James took the remote control away from her and turned the television set off. Lucy looked…stricken. And stunned and horrified and…

He went to stand between her and the TV set, because she was still staring at it. “You and I both know that’s all bull.”

She met his eyes then. Hers were wet. “But what we know is irrelevant. Most people are going to believe it. I’m a reclusive brainiac. I have no family, almost no friends. If they ask my neighbors about me, they’ll say, ‘She keeps to herself.’ God, they couldn’t have picked a better scapegoat.”

“Lucy, we’re going to fix this.”

“How?
How
are we going to fix this?” She lowered her head and shook it slowly. “My career is over. My credibility is destroyed. And I know, James—believe me, I know—this isn’t anywhere near as devastating as the possible extermination of an entire race. If I had to pick one or the other, I’d choose helping to save your people over my own career—I hope you believe that.”

That was the thing. He
did
believe it.

“But it’s still devastating. Because I can’t go back home again. My life as I knew it…it’s over. It’s
over
.” Blinking back tears, she looked at the telephone. “My God, I don’t know if even Marcus will believe me now. What must he be thinking?”

The telephone rang, and she nearly jumped out of her skin. James was all too aware of her turmoil, her fear, her uncertainty about her own future, and he wished he could make things right, but he would be damned if he knew how.

The phone was still ringing. Lucy stared at it, and then, reluctantly, she picked it up. “Hello?”

James leaned close to her, so he could hear. She tipped the phone toward him slightly.

“Lucy, is it you?” said an urgent male voice. “Please, for the love of God, tell me it’s you.”

“It’s me. Hello, Marcus. Your phone’s not tapped or anything, is it?”

“Of course not! Lucy, are you all right?”

“Yes. But I didn’t do what they’re saying I did. I didn’t—”

“I know. It never even crossed my mind. Mental break? You’re the sanest person I know. Lucy, where are you? Are you all right? Can I do anything to help you?”

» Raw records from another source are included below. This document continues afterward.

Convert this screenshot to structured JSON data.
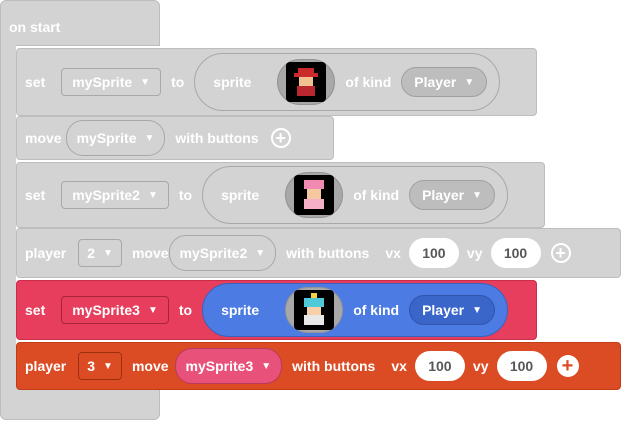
{
  "hat": {
    "label": "on start"
  },
  "rows": {
    "r1": {
      "set": "set",
      "var": "mySprite",
      "to": "to",
      "sprite": "sprite",
      "of_kind": "of kind",
      "kind": "Player"
    },
    "r2": {
      "move": "move",
      "var": "mySprite",
      "with_buttons": "with buttons"
    },
    "r3": {
      "set": "set",
      "var": "mySprite2",
      "to": "to",
      "sprite": "sprite",
      "of_kind": "of kind",
      "kind": "Player"
    },
    "r4": {
      "player": "player",
      "num": "2",
      "move": "move",
      "var": "mySprite2",
      "with_buttons": "with buttons",
      "vx": "vx",
      "vx_val": "100",
      "vy": "vy",
      "vy_val": "100"
    },
    "r5": {
      "set": "set",
      "var": "mySprite3",
      "to": "to",
      "sprite": "sprite",
      "of_kind": "of kind",
      "kind": "Player"
    },
    "r6": {
      "player": "player",
      "num": "3",
      "move": "move",
      "var": "mySprite3",
      "with_buttons": "with buttons",
      "vx": "vx",
      "vx_val": "100",
      "vy": "vy",
      "vy_val": "100"
    }
  },
  "icons": {
    "plus": "plus-icon",
    "caret": "caret-down-icon",
    "caret_glyph": "▼",
    "plus_glyph": "+"
  },
  "colors": {
    "gray_block": "#d3d3d3",
    "set_red": "#e63e5c",
    "controller_orange": "#dc4c24",
    "sprite_blue": "#4b7be3"
  }
}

“Yes, actually. I need to get my hands on the three priest-king statues from that traveling Sumerian exhibit that’s at the Met right now. I just need to examine them. Can you get me through the red tape?”

“The Met? Yes, I think I can do that. You can’t go as yourself, though, not with all the press you’ve been getting. Could you…manage a disguise of some sort? I know it sounds over the top, but given the situation…”

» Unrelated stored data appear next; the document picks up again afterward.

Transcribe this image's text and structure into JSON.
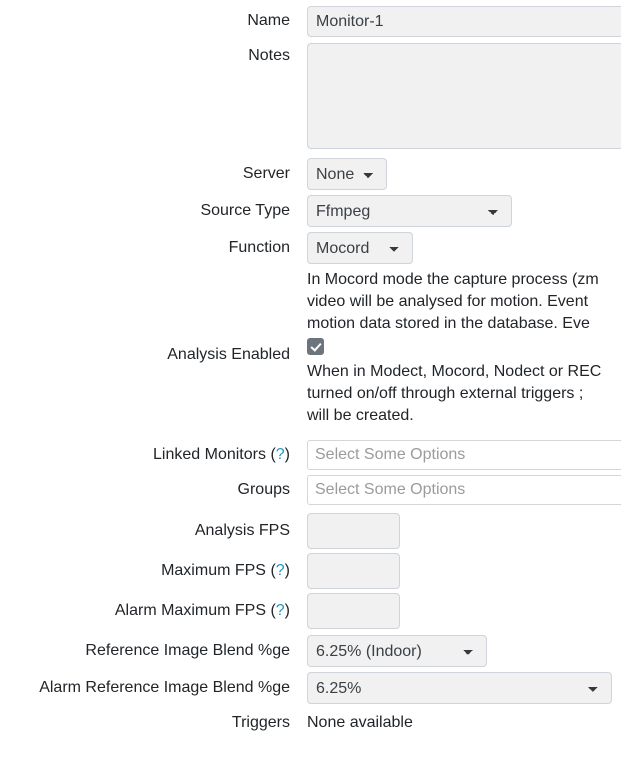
{
  "form": {
    "rows": {
      "name": {
        "label": "Name",
        "value": "Monitor-1"
      },
      "notes": {
        "label": "Notes",
        "value": ""
      },
      "server": {
        "label": "Server",
        "value": "None"
      },
      "source_type": {
        "label": "Source Type",
        "value": "Ffmpeg"
      },
      "function": {
        "label": "Function",
        "value": "Mocord"
      },
      "analysis_enabled": {
        "label": "Analysis Enabled",
        "checked": true,
        "description_above": {
          "line1": "In Mocord mode the capture process (zm",
          "line2": "video will be analysed for motion. Event",
          "line3": "motion data stored in the database. Eve"
        },
        "description_below": {
          "line1": "When in Modect, Mocord, Nodect or REC",
          "line2": "turned on/off through external triggers ;",
          "line3": "will be created."
        }
      },
      "linked_monitors": {
        "label": "Linked Monitors",
        "help": "(?)",
        "help_symbol": "?",
        "placeholder": "Select Some Options",
        "value": ""
      },
      "groups": {
        "label": "Groups",
        "placeholder": "Select Some Options",
        "value": ""
      },
      "analysis_fps": {
        "label": "Analysis FPS",
        "value": ""
      },
      "maximum_fps": {
        "label": "Maximum FPS",
        "help_symbol": "?",
        "value": ""
      },
      "alarm_maximum_fps": {
        "label": "Alarm Maximum FPS",
        "help_symbol": "?",
        "value": ""
      },
      "reference_image_blend": {
        "label": "Reference Image Blend %ge",
        "value": "6.25% (Indoor)"
      },
      "alarm_reference_image_blend": {
        "label": "Alarm Reference Image Blend %ge",
        "value": "6.25%"
      },
      "triggers": {
        "label": "Triggers",
        "value": "None available"
      }
    }
  },
  "colors": {
    "help_link": "#2196c4",
    "checkbox_fill": "#6c757d",
    "control_bg": "#f1f1f1",
    "control_border": "#ced4da",
    "text": "#212529",
    "placeholder": "#9b9b9b"
  }
}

“I was already thinking that, myself.”

“All right, give me some time.”

“I’m afraid we don’t have much time, Marcus.”

“We?”

“Yes, I’m, um…with a colleague. He’s helping me.”

“But you’re safe, yes?”

“I’m as safe as I can be, given the circumstances.”

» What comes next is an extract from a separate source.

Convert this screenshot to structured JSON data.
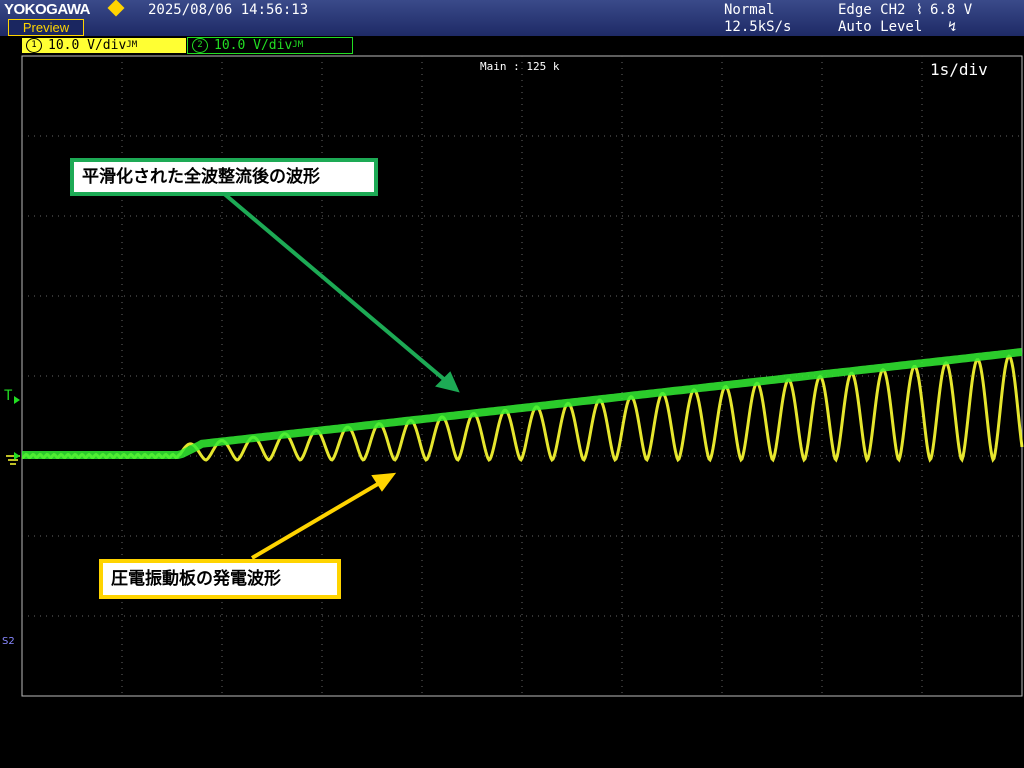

The older man sighed. “I’m just glad you’re not alone. Can you hold off for an hour? I’ll call you back then—sooner, if I can manage it.”

“An hour. All right, Marcus. Thank you.” She hung up the phone, lifted her eyes to meet James’s.

“An hour, Lucy?” James asked. “You do realize that’s more than enough time for him to give the authorities this number, and for them to trace it and surround this place. Are you sure you trust him?”

“Yes. I do trust him. But I don’t trust them. They know I know him, so they could be tapping his phone and he wouldn’t even know it. Let’s see how far down the hall this cordless phone will work, shall we?”

He lowered his head, amazed yet again at her ingenuity. “All right.”

She turned to begin gathering up their things, not that there were many.

Reaching behind her head, he snapped off the scrunchie that held her hair in place, and as she spun to face him, surprised, the long strands flew around her shoulders. Smiling, he took off her glasses. “You look nothing like that buttoned-up professor in that shot they were showing on TV. Not now.”

“I feel nothing like that buttoned-up professor,” she said. “My entire worldview has been turned inside out, James. Everything I thought was real is on shaky ground. And so many things I thought were just fantasy are walking around in my reality now.”